Rivian alters production outlook due to supply chain issues

Rivian Automotive (RIVN) has adjusted its annual production expectations downward, citing supply chain problems affecting its R1 and RCV platforms. The electric vehicle (EV) manufacturer now anticipates producing between 47,000 and 49,000 vehicles this year, a major decrease from its earlier estimate of 57,000 units, which was confirmed as recently as August.

The supply chain issues, which began impacting operations in the third quarter, have intensified in recent weeks, necessitating a revision of Rivian’s production goals. Despite these obstacles, the company is holding steady on its annual delivery projection, seeing a slight increase in deliveries. Rivian aims to deliver between 50,500 and 52,000 vehicles for the year.

In the third quarter, Rivian produced 13,157 vehicles and delivered 10,018. To date in 2024, the company has manufactured 36,749 units and delivered 37,396. Although production has suffered, Rivian’s ability to meet its delivery objectives indicates that the company is focused on fulfilling current orders while coping with supply chain challenges.

In contrast, Tesla continues to lead the global EV market, delivering 462,890 vehicles in the third quarter, which marks a 6% increase year-over-year. Rivian’s production difficulties underscore the competitive dynamics in the EV sector, especially as larger enterprises like Tesla ramp up their activities.

In light of the adjusted production guidance, analysts have expressed doubts about Rivian’s capacity to achieve its financial goals, especially its aim to reach positive gross margins by the end of 2024. Truist, a prominent analyst firm, reiterated its hold recommendation on Rivian’s stock, keeping its price target steady. However, the firm highlighted that Rivian’s third-quarter production and delivery results were below consensus expectations by 10% and 15%, respectively.
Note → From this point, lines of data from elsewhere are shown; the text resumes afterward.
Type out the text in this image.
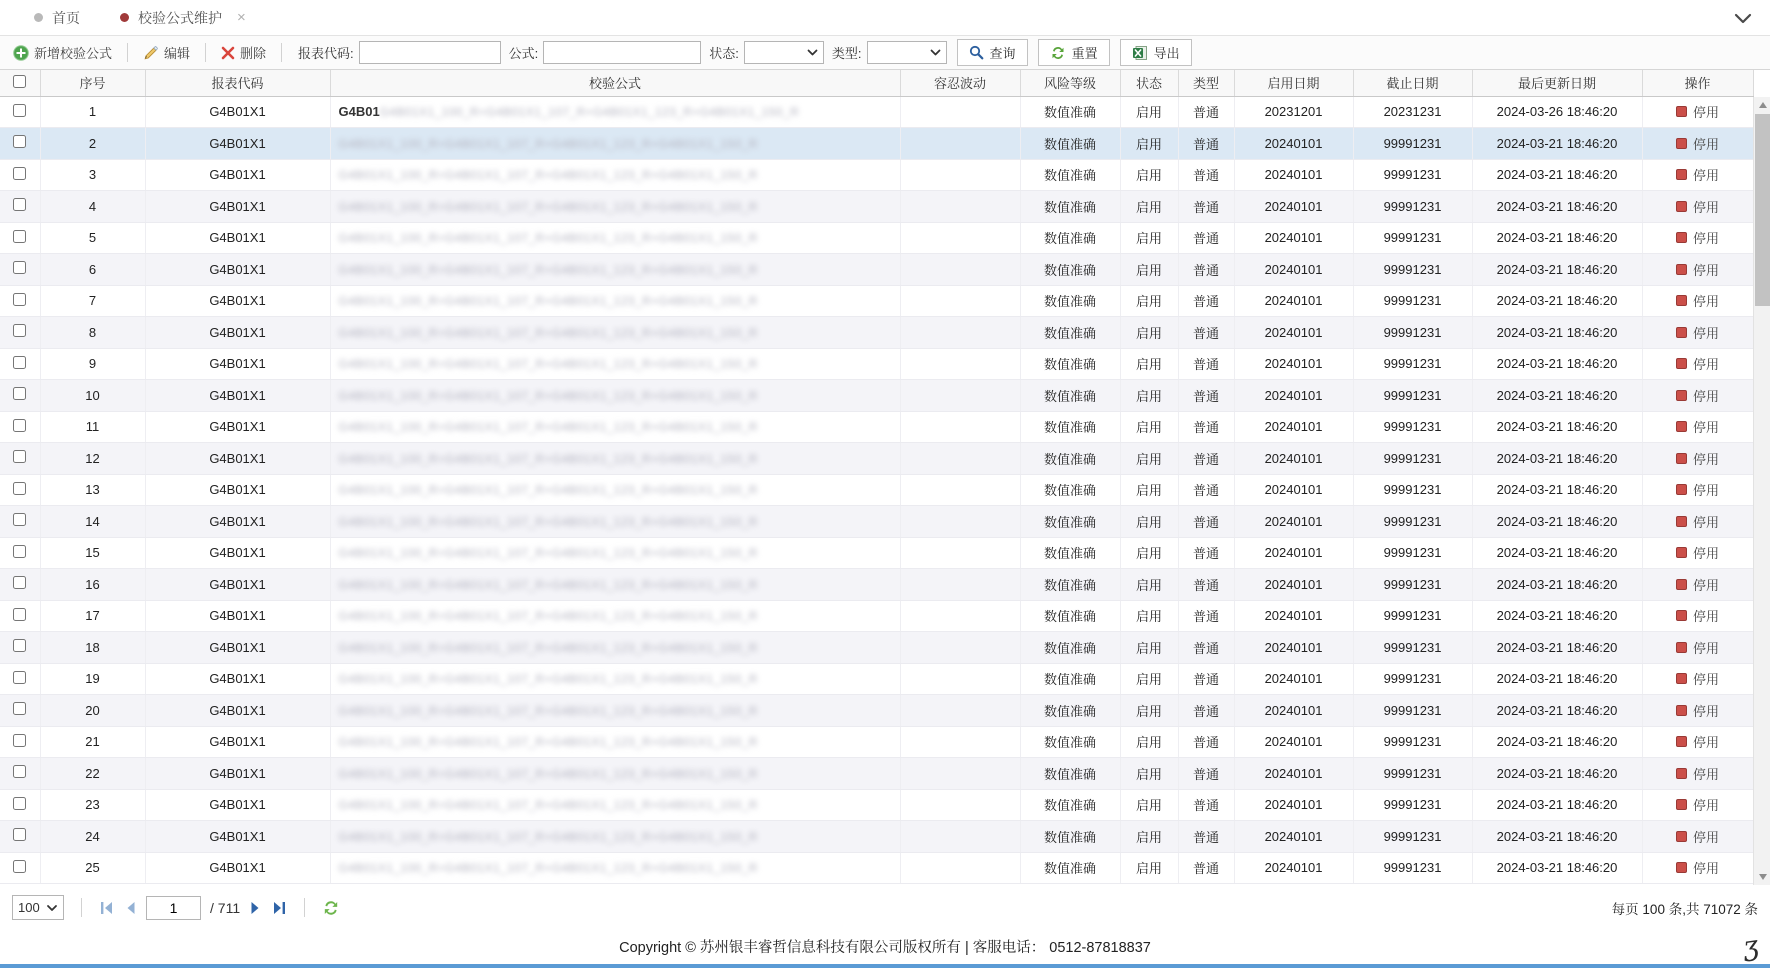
首页	校验公式维护 ×
新增校验公式	编辑	删除 报表代码:	公式:	状态:	类型:	查询	重置	导出
	序号	报表代码	校验公式	容忍波动	风险等级	状态	类型	启用日期	截止日期	最后更新日期	操作
	1	G4B01X1	G4B01G4B01X1_100_R=G4B01X1_107_R+G4B01X1_123_R+G4B01X1_150_R		数值准确	启用	普通	20231201	20231231	2024-03-26 18:46:20	停用

	2	G4B01X1	G4B01X1_100_R=G4B01X1_107_R+G4B01X1_123_R+G4B01X1_150_R		数值准确	启用	普通	20240101	99991231	2024-03-21 18:46:20	停用

	3	G4B01X1	G4B01X1_100_R=G4B01X1_107_R+G4B01X1_123_R+G4B01X1_150_R		数值准确	启用	普通	20240101	99991231	2024-03-21 18:46:20	停用

	4	G4B01X1	G4B01X1_100_R=G4B01X1_107_R+G4B01X1_123_R+G4B01X1_150_R		数值准确	启用	普通	20240101	99991231	2024-03-21 18:46:20	停用

	5	G4B01X1	G4B01X1_100_R=G4B01X1_107_R+G4B01X1_123_R+G4B01X1_150_R		数值准确	启用	普通	20240101	99991231	2024-03-21 18:46:20	停用

	6	G4B01X1	G4B01X1_100_R=G4B01X1_107_R+G4B01X1_123_R+G4B01X1_150_R		数值准确	启用	普通	20240101	99991231	2024-03-21 18:46:20	停用

	7	G4B01X1	G4B01X1_100_R=G4B01X1_107_R+G4B01X1_123_R+G4B01X1_150_R		数值准确	启用	普通	20240101	99991231	2024-03-21 18:46:20	停用

	8	G4B01X1	G4B01X1_100_R=G4B01X1_107_R+G4B01X1_123_R+G4B01X1_150_R		数值准确	启用	普通	20240101	99991231	2024-03-21 18:46:20	停用

	9	G4B01X1	G4B01X1_100_R=G4B01X1_107_R+G4B01X1_123_R+G4B01X1_150_R		数值准确	启用	普通	20240101	99991231	2024-03-21 18:46:20	停用

	10	G4B01X1	G4B01X1_100_R=G4B01X1_107_R+G4B01X1_123_R+G4B01X1_150_R		数值准确	启用	普通	20240101	99991231	2024-03-21 18:46:20	停用

	11	G4B01X1	G4B01X1_100_R=G4B01X1_107_R+G4B01X1_123_R+G4B01X1_150_R		数值准确	启用	普通	20240101	99991231	2024-03-21 18:46:20	停用

	12	G4B01X1	G4B01X1_100_R=G4B01X1_107_R+G4B01X1_123_R+G4B01X1_150_R		数值准确	启用	普通	20240101	99991231	2024-03-21 18:46:20	停用

	13	G4B01X1	G4B01X1_100_R=G4B01X1_107_R+G4B01X1_123_R+G4B01X1_150_R		数值准确	启用	普通	20240101	99991231	2024-03-21 18:46:20	停用

	14	G4B01X1	G4B01X1_100_R=G4B01X1_107_R+G4B01X1_123_R+G4B01X1_150_R		数值准确	启用	普通	20240101	99991231	2024-03-21 18:46:20	停用

	15	G4B01X1	G4B01X1_100_R=G4B01X1_107_R+G4B01X1_123_R+G4B01X1_150_R		数值准确	启用	普通	20240101	99991231	2024-03-21 18:46:20	停用

	16	G4B01X1	G4B01X1_100_R=G4B01X1_107_R+G4B01X1_123_R+G4B01X1_150_R		数值准确	启用	普通	20240101	99991231	2024-03-21 18:46:20	停用

	17	G4B01X1	G4B01X1_100_R=G4B01X1_107_R+G4B01X1_123_R+G4B01X1_150_R		数值准确	启用	普通	20240101	99991231	2024-03-21 18:46:20	停用

	18	G4B01X1	G4B01X1_100_R=G4B01X1_107_R+G4B01X1_123_R+G4B01X1_150_R		数值准确	启用	普通	20240101	99991231	2024-03-21 18:46:20	停用

	19	G4B01X1	G4B01X1_100_R=G4B01X1_107_R+G4B01X1_123_R+G4B01X1_150_R		数值准确	启用	普通	20240101	99991231	2024-03-21 18:46:20	停用

	20	G4B01X1	G4B01X1_100_R=G4B01X1_107_R+G4B01X1_123_R+G4B01X1_150_R		数值准确	启用	普通	20240101	99991231	2024-03-21 18:46:20	停用

	21	G4B01X1	G4B01X1_100_R=G4B01X1_107_R+G4B01X1_123_R+G4B01X1_150_R		数值准确	启用	普通	20240101	99991231	2024-03-21 18:46:20	停用

	22	G4B01X1	G4B01X1_100_R=G4B01X1_107_R+G4B01X1_123_R+G4B01X1_150_R		数值准确	启用	普通	20240101	99991231	2024-03-21 18:46:20	停用

	23	G4B01X1	G4B01X1_100_R=G4B01X1_107_R+G4B01X1_123_R+G4B01X1_150_R		数值准确	启用	普通	20240101	99991231	2024-03-21 18:46:20	停用

	24	G4B01X1	G4B01X1_100_R=G4B01X1_107_R+G4B01X1_123_R+G4B01X1_150_R		数值准确	启用	普通	20240101	99991231	2024-03-21 18:46:20	停用

	25	G4B01X1	G4B01X1_100_R=G4B01X1_107_R+G4B01X1_123_R+G4B01X1_150_R		数值准确	启用	普通	20240101	99991231	2024-03-21 18:46:20	停用
100
1	/ 711	每页 100 条,共 71072 条
Copyright © 苏州银丰睿哲信息科技有限公司版权所有 | 客服电话： 0512-87818837	ʒ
This discrepancy raises concerns regarding the company’s ability to manage supply chain challenges and attain its profitability objectives.
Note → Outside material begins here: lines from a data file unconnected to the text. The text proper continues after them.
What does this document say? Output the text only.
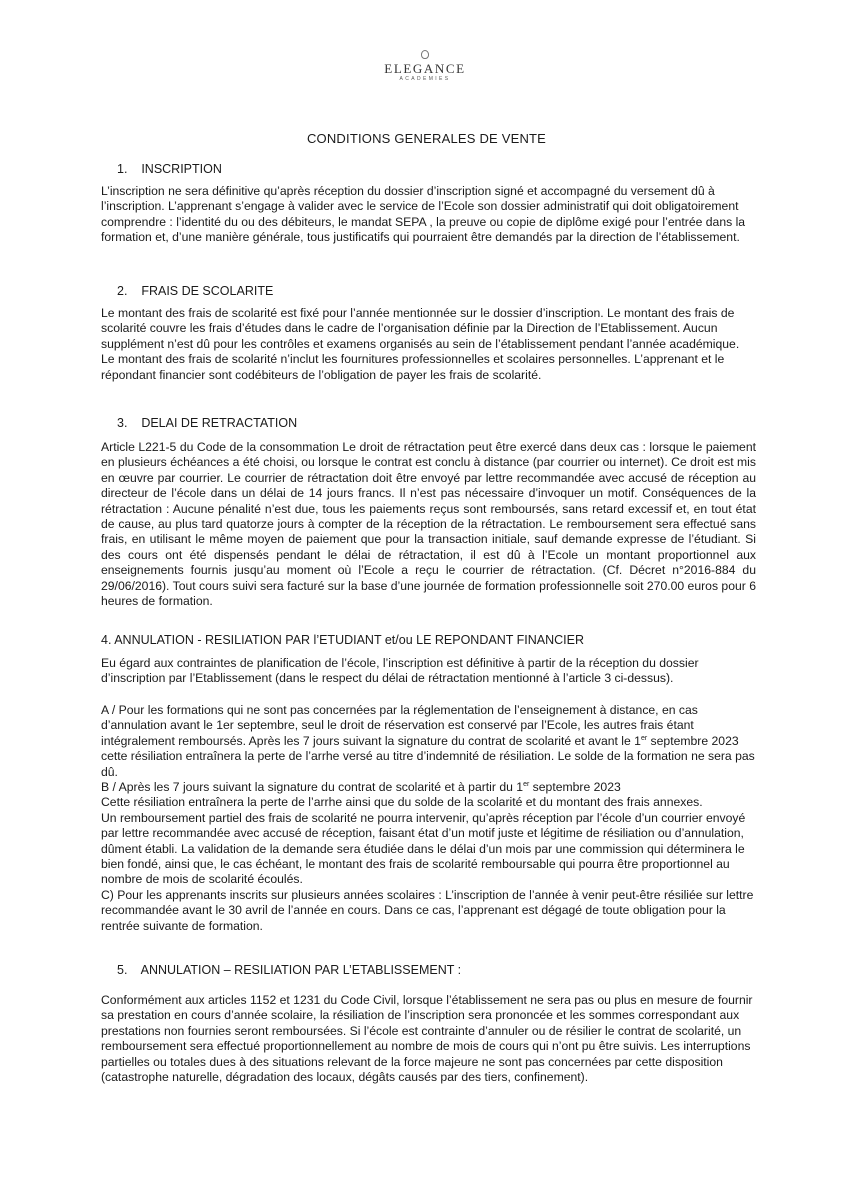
ELEGANCE
ACADEMIES
CONDITIONS GENERALES DE VENTE
1.    INSCRIPTION

L’inscription ne sera définitive qu’après réception du dossier d’inscription signé et accompagné du versement dû à l’inscription. L’apprenant s’engage à valider avec le service de l’Ecole son dossier administratif qui doit obligatoirement comprendre : l’identité du ou des débiteurs, le mandat SEPA , la preuve ou copie de diplôme exigé pour l’entrée dans la formation et, d’une manière générale, tous justificatifs qui pourraient être demandés par la direction de l’établissement.

2.    FRAIS DE SCOLARITE

Le montant des frais de scolarité est fixé pour l’année mentionnée sur le dossier d’inscription. Le montant des frais de scolarité couvre les frais d’études dans le cadre de l’organisation définie par la Direction de l’Etablissement. Aucun supplément n’est dû pour les contrôles et examens organisés au sein de l’établissement pendant l’année académique. Le montant des frais de scolarité n’inclut les fournitures professionnelles et scolaires personnelles. L’apprenant et le répondant financier sont codébiteurs de l’obligation de payer les frais de scolarité.

3.    DELAI DE RETRACTATION

Article L221-5 du Code de la consommation Le droit de rétractation peut être exercé dans deux cas : lorsque le paiement en plusieurs échéances a été choisi, ou lorsque le contrat est conclu à distance (par courrier ou internet). Ce droit est mis en œuvre par courrier. Le courrier de rétractation doit être envoyé par lettre recommandée avec accusé de réception au directeur de l’école dans un délai de 14 jours francs. Il n’est pas nécessaire d’invoquer un motif. Conséquences de la rétractation : Aucune pénalité n’est due, tous les paiements reçus sont remboursés, sans retard excessif et, en tout état de cause, au plus tard quatorze jours à compter de la réception de la rétractation. Le remboursement sera effectué sans frais, en utilisant le même moyen de paiement que pour la transaction initiale, sauf demande expresse de l’étudiant. Si des cours ont été dispensés pendant le délai de rétractation, il est dû à l’Ecole un montant proportionnel aux enseignements fournis jusqu’au moment où l’Ecole a reçu le courrier de rétractation. (Cf. Décret n°2016-884 du 29/06/2016). Tout cours suivi sera facturé sur la base d’une journée de formation professionnelle soit 270.00 euros pour 6 heures de formation.

4. ANNULATION - RESILIATION PAR l’ETUDIANT et/ou LE REPONDANT FINANCIER

Eu égard aux contraintes de planification de l’école, l’inscription est définitive à partir de la réception du dossier d’inscription par l’Etablissement (dans le respect du délai de rétractation mentionné à l’article 3 ci-dessus).

A / Pour les formations qui ne sont pas concernées par la réglementation de l’enseignement à distance, en cas d’annulation avant le 1er septembre, seul le droit de réservation est conservé par l’Ecole, les autres frais étant intégralement remboursés. Après les 7 jours suivant la signature du contrat de scolarité et avant le 1er septembre 2023 cette résiliation entraînera la perte de l’arrhe versé au titre d’indemnité de résiliation. Le solde de la formation ne sera pas dû.
B / Après les 7 jours suivant la signature du contrat de scolarité et à partir du 1er septembre 2023
Cette résiliation entraînera la perte de l’arrhe ainsi que du solde de la scolarité et du montant des frais annexes.
Un remboursement partiel des frais de scolarité ne pourra intervenir, qu’après réception par l’école d’un courrier envoyé par lettre recommandée avec accusé de réception, faisant état d’un motif juste et légitime de résiliation ou d’annulation, dûment établi. La validation de la demande sera étudiée dans le délai d’un mois par une commission qui déterminera le bien fondé, ainsi que, le cas échéant, le montant des frais de scolarité remboursable qui pourra être proportionnel au nombre de mois de scolarité écoulés.
C) Pour les apprenants inscrits sur plusieurs années scolaires : L’inscription de l’année à venir peut-être résiliée sur lettre recommandée avant le 30 avril de l’année en cours. Dans ce cas, l’apprenant est dégagé de toute obligation pour la rentrée suivante de formation.
5.    ANNULATION – RESILIATION PAR L’ETABLISSEMENT :

Conformément aux articles 1152 et 1231 du Code Civil, lorsque l’établissement ne sera pas ou plus en mesure de fournir sa prestation en cours d’année scolaire, la résiliation de l’inscription sera prononcée et les sommes correspondant aux prestations non fournies seront remboursées. Si l’école est contrainte d’annuler ou de résilier le contrat de scolarité, un remboursement sera effectué proportionnellement au nombre de mois de cours qui n’ont pu être suivis. Les interruptions partielles ou totales dues à des situations relevant de la force majeure ne sont pas concernées par cette disposition (catastrophe naturelle, dégradation des locaux, dégâts causés par des tiers, confinement).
Throughout 2024, Rivian’s stock has experienced considerable pressure, dropping over 50% year-to-date as of early October. On October 4, the stock was trading at approximately .44, a stark decline from its initial public offering (IPO) price in late 2021. This significant drop reflects broader apprehensions regarding the company’s efficiency in scaling production while controlling costs in a fiercely competitive EV environment.
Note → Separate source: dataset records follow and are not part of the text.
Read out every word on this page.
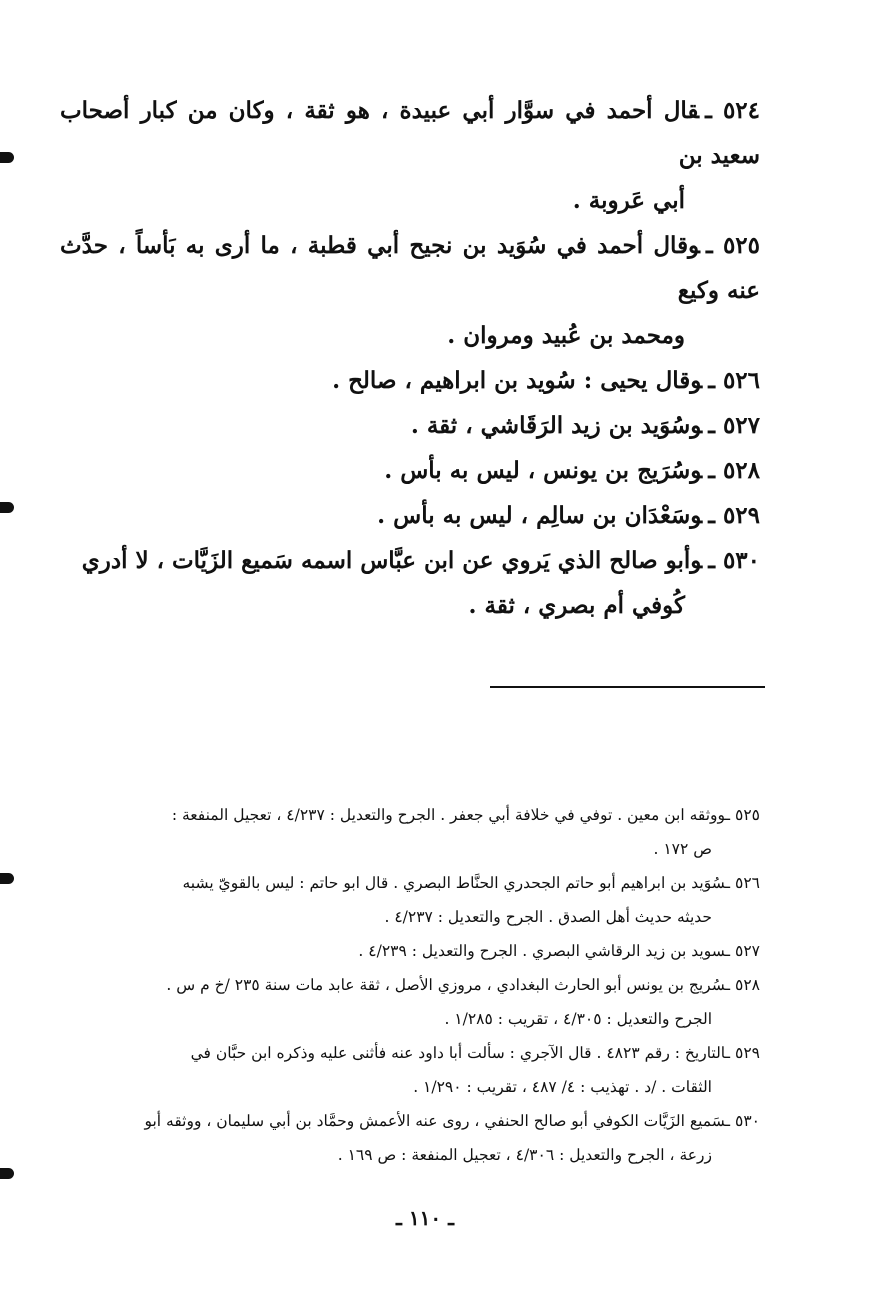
٥٢٤ ـقال أحمد في سوَّار أبي عبيدة ، هو ثقة ، وكان من كبار أصحاب سعيد بن
أبي عَروبة .
٥٢٥ ـوقال أحمد في سُوَيد بن نجيح أبي قطبة ، ما أرى به بَأساً ، حدَّث عنه وكيع
ومحمد بن عُبيد ومروان .
٥٢٦ ـوقال يحيى : سُويد بن ابراهيم ، صالح .
٥٢٧ ـوسُوَيد بن زيد الرَقَاشي ، ثقة .
٥٢٨ ـوسُرَيج بن يونس ، ليس به بأس .
٥٢٩ ـوسَعْدَان بن سالِم ، ليس به بأس .
٥٣٠ ـوأبو صالح الذي يَروي عن ابن عبَّاس اسمه سَميع الزَيَّات ، لا أدري
كُوفي أم بصري ، ثقة .
٥٢٥ ـووثقه ابن معين . توفي في خلافة أبي جعفر . الجرح والتعديل : ٤/٢٣٧ ، تعجيل المنفعة :
ص ١٧٢ .
٥٢٦ ـسُوَيد بن ابراهيم أبو حاتم الجحدري الحنَّاط البصري . قال ابو حاتم : ليس بالقويّ يشبه
حديثه حديث أهل الصدق . الجرح والتعديل : ٤/٢٣٧ .
٥٢٧ ـسويد بن زيد الرقاشي البصري . الجرح والتعديل : ٤/٢٣٩ .
٥٢٨ ـسُريج بن يونس أبو الحارث البغدادي ، مروزي الأصل ، ثقة عابد مات سنة ٢٣٥ /خ م س .
الجرح والتعديل : ٤/٣٠٥ ، تقريب : ١/٢٨٥ .
٥٢٩ ـالتاريخ : رقم ٤٨٢٣ . قال الآجري : سألت أبا داود عنه فأثنى عليه وذكره ابن حبَّان في
الثقات . /د . تهذيب : ٤/ ٤٨٧ ، تقريب : ١/٢٩٠ .
٥٣٠ ـسَميع الزَيَّات الكوفي أبو صالح الحنفي ، روى عنه الأعمش وحمَّاد بن أبي سليمان ، ووثقه أبو
زرعة ، الجرح والتعديل : ٤/٣٠٦ ، تعجيل المنفعة : ص ١٦٩ .
ـ ١١٠ ـ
For investors in Australia, Rivian’s challenges highlight the volatility present in the EV market. The global transition to electric vehicles offers considerable growth potential, but firms like Rivian face significant operational hurdles, particularly related to supply chain management and expense oversight. The market is also experiencing increased saturation, with established brands like Tesla and traditional manufacturers enhancing their electric vehicle portfolios, further escalating competitive pressures.

Analysts have noted that Rivian’s lack of commentary regarding its goal of achieving positive gross margins in its latest communication might suggest that this target is becoming increasingly elusive, especially if supply shortages continue. The determination of the company’s ability to lower material costs, as CEO RJ Scaringe discussed earlier this year, will be vital in assessing whether Rivian can improve its profitability. However, with mounting production challenges, the timeline for achieving these cost reductions may be extended.

At present, the market exhibits caution towards Rivian, with many investors opting for a wait-and-see strategy. The forthcoming third-quarter earnings report, scheduled for November 7, will be scrutinized for any insights on the company’s financial prospects and its capability to manage enduring supply chain issues. Until that time, Rivian’s stock is expected to remain under pressure, particularly as broader market conditions and investor attitudes towards high-growth, high-risk sectors like EVs continue to change.